Powodem, przez który urzędnik miał obciąć premię Zgrabczyńskiej - jak podała "GW" - było jego "niezadowolenie" ze sprawozdania ze współpracy zoo z jedną z fundacji. Zgrabczyńska zapewniła "GW", że przedstawiła urzędnikom wszystkie informacje i dokumenty na temat tej współpracy.
"Uratowaliśmy tygrysy, zrobiliśmy miastu wielką promocję. To, co robią miejscy urzędnicy, to czysta złośliwość" - podkreśliła cytowana w publikacji dyrektorka poznańskiego zoo.
Do sprawy odniósł się prezydent Poznania Jacek Jaśkowiak, który napisał w mediach społecznościowych, że podjął decyzję o nagrodzeniu dyrektorki poznańskiego ogrodu.
"Podjąłem decyzję o przyznaniu nagrody w kwocie 10 tys. zł dla dyr. ZOO Ewy Zgrabczyńskiej za działania ratujące zdrowie i życie tygrysów transportowanych z granicy polsko-białoruskiej. Dziękuję" - napisał Jaśkowiak.
Do tej informacji odniosła się także Ewa Zgrabczyńska, która - także za pośrednictwem mediów społecznościowych - podziękowała prezydentowi za nagrodę.

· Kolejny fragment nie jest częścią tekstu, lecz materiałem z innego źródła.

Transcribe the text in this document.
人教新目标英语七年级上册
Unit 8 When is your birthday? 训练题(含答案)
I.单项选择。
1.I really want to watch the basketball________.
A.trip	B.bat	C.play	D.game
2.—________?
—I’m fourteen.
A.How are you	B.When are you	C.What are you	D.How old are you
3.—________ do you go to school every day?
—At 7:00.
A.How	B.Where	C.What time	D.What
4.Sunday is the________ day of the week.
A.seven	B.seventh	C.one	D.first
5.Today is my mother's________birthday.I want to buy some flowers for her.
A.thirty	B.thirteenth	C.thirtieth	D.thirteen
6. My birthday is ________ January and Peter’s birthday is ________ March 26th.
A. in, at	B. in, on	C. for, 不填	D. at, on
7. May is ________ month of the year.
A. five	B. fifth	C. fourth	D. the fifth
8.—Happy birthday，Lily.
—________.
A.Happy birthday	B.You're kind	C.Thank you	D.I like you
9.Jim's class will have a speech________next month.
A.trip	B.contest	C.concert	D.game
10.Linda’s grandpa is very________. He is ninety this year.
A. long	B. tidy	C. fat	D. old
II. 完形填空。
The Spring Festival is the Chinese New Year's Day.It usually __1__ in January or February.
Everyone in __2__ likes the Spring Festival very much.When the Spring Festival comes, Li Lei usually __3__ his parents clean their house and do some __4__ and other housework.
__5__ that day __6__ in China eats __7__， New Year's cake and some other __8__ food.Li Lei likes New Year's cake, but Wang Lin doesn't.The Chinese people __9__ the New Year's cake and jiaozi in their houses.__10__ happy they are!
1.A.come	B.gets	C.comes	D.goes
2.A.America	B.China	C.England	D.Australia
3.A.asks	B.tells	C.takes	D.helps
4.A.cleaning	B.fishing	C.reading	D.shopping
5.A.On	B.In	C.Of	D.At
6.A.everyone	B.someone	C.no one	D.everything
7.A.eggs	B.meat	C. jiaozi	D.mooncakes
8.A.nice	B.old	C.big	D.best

"Bardzo serdecznie dziękuję Panu Prezydentowi za nagrodę, doceniam gest Władz Miasta Poznania i zainteresowanie Pana Prezydenta losem tygrysów, bo to za Pana Prezydentury udało się przeprowadzić rewolucję w zoo" - podkreśliła w komentarzu pod wpisem Jaśkowiaka.
"Mimo iż należę do osób majętnych inaczej, bardzo serdecznie proszę o dołożenie tej nagrody jako cegiełki pod przyszły azyl dla zwierząt, o który zabiegamy. Bardzo ucieszyłaby mnie kwartalna premia, którą mi obcięto w moim odczuciu niesprawiedliwie, za raport z realizacji wybiegu, który powstaje dzięki mojemu osobistemu pomysłowi i współpracy z ngos, a stan jego zaawansowania jest taki, że Miasto już zyskało kilkaset tysięcy złotych" - zaznaczyła w dyrektorka poznańskiego zoo.
Jak dodała, "tygrysy to moja praca i pasja, nagrodził mnie los przywróceniem zwierząt do życia oraz społeczną aprobatą i nadzieją na zmianę prawa - to mi najzupełniej wystarczy".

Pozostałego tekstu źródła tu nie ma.